Cela fait des années que c'est votre client. Au début, tout allait bien. Puis, au fil des mois, la situation s'est dégradée, lentement mais sûrement.
Problèmes de paiement à répétition, critiques constantes de votre travail,...
Bref, pas de doute : l'heure est venue de vous "séparer". Mais comment faire, concrètement : un simple email, un coup de fil, une rencontre, les yeux dans les yeux ?
Une telle situation vous est-elle déjà arrivée ? Si oui, comment avez-vous négocié vos adieux ?


Ca m'est arrivé lorsque je travaillais en agence. J'avais un client irascible qui m'appelait dix fois par semaine, pour me demander des conseils (gratuits...) dont il ne faisait rien, évidemment !J'en ai parlé à mon directeur, qui m'a dit "fais-toi plaisir, balance-le" (sic !).
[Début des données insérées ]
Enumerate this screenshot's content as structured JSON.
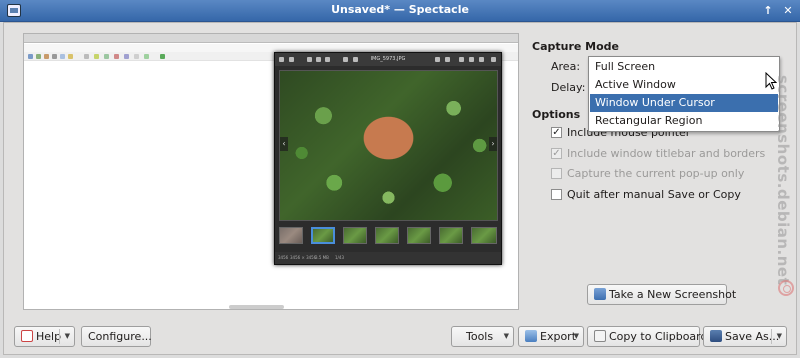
{
  "window": {
    "title": "Unsaved* — Spectacle"
  },
  "preview": {
    "viewer_title": "IMG_5973.JPG",
    "viewer_status": [
      "3456",
      "3456 × 3456",
      "3.5 MB",
      "1/43"
    ]
  },
  "capture_mode": {
    "heading": "Capture Mode",
    "area_label": "Area:",
    "delay_label": "Delay:",
    "area_options": [
      "Full Screen",
      "Active Window",
      "Window Under Cursor",
      "Rectangular Region"
    ],
    "highlighted_option": "Window Under Cursor"
  },
  "options": {
    "heading": "Options",
    "items": [
      {
        "label": "Include mouse pointer",
        "checked": true,
        "enabled": true
      },
      {
        "label": "Include window titlebar and borders",
        "checked": true,
        "enabled": false
      },
      {
        "label": "Capture the current pop-up only",
        "checked": false,
        "enabled": false
      },
      {
        "label": "Quit after manual Save or Copy",
        "checked": false,
        "enabled": true
      }
    ]
  },
  "buttons": {
    "take_screenshot": "Take a New Screenshot",
    "help": "Help",
    "configure": "Configure...",
    "tools": "Tools",
    "export": "Export",
    "copy": "Copy to Clipboard",
    "save_as": "Save As..."
  },
  "watermark": {
    "text": "screenshots.debian.net"
  },
  "icons": {
    "app": "spectacle-icon",
    "keep_above": "arrow-up-icon",
    "close": "close-icon",
    "cursor": "mouse-cursor-icon"
  },
  "colors": {
    "titlebar": "#3d6fb0",
    "highlight": "#3b6fae"
  }
}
J'ai soigneusement préparé mon coup de fil, et l'ai appelé alors que la moitié de mes collègues, hilares, avaient les yeux braqués sur moi. Je lui ai expliqué, au nom de l'agence, que nous ne souhaitions plus travailler avec lui, et en gros (je n'ai plus la formule exacte, ça date !) qu'il m'était devenu impossible de me faire hurler dans les oreilles en permanence sans que cela jamais ne génère de chiffre d'affaires. Il n'a pas apprécié du tout, mais pour moi, ça reste un grand souvenir professionnel : j'avais eu le cran de faire les choses en y mettant les formes... Et les jours suivants, j'ai vraiment été soulagée de ne plus l'avoir constamment en ligne. Donc, sans hésitation, si la situation devait se représenter aujourd'hui, je procéderais de la même façon !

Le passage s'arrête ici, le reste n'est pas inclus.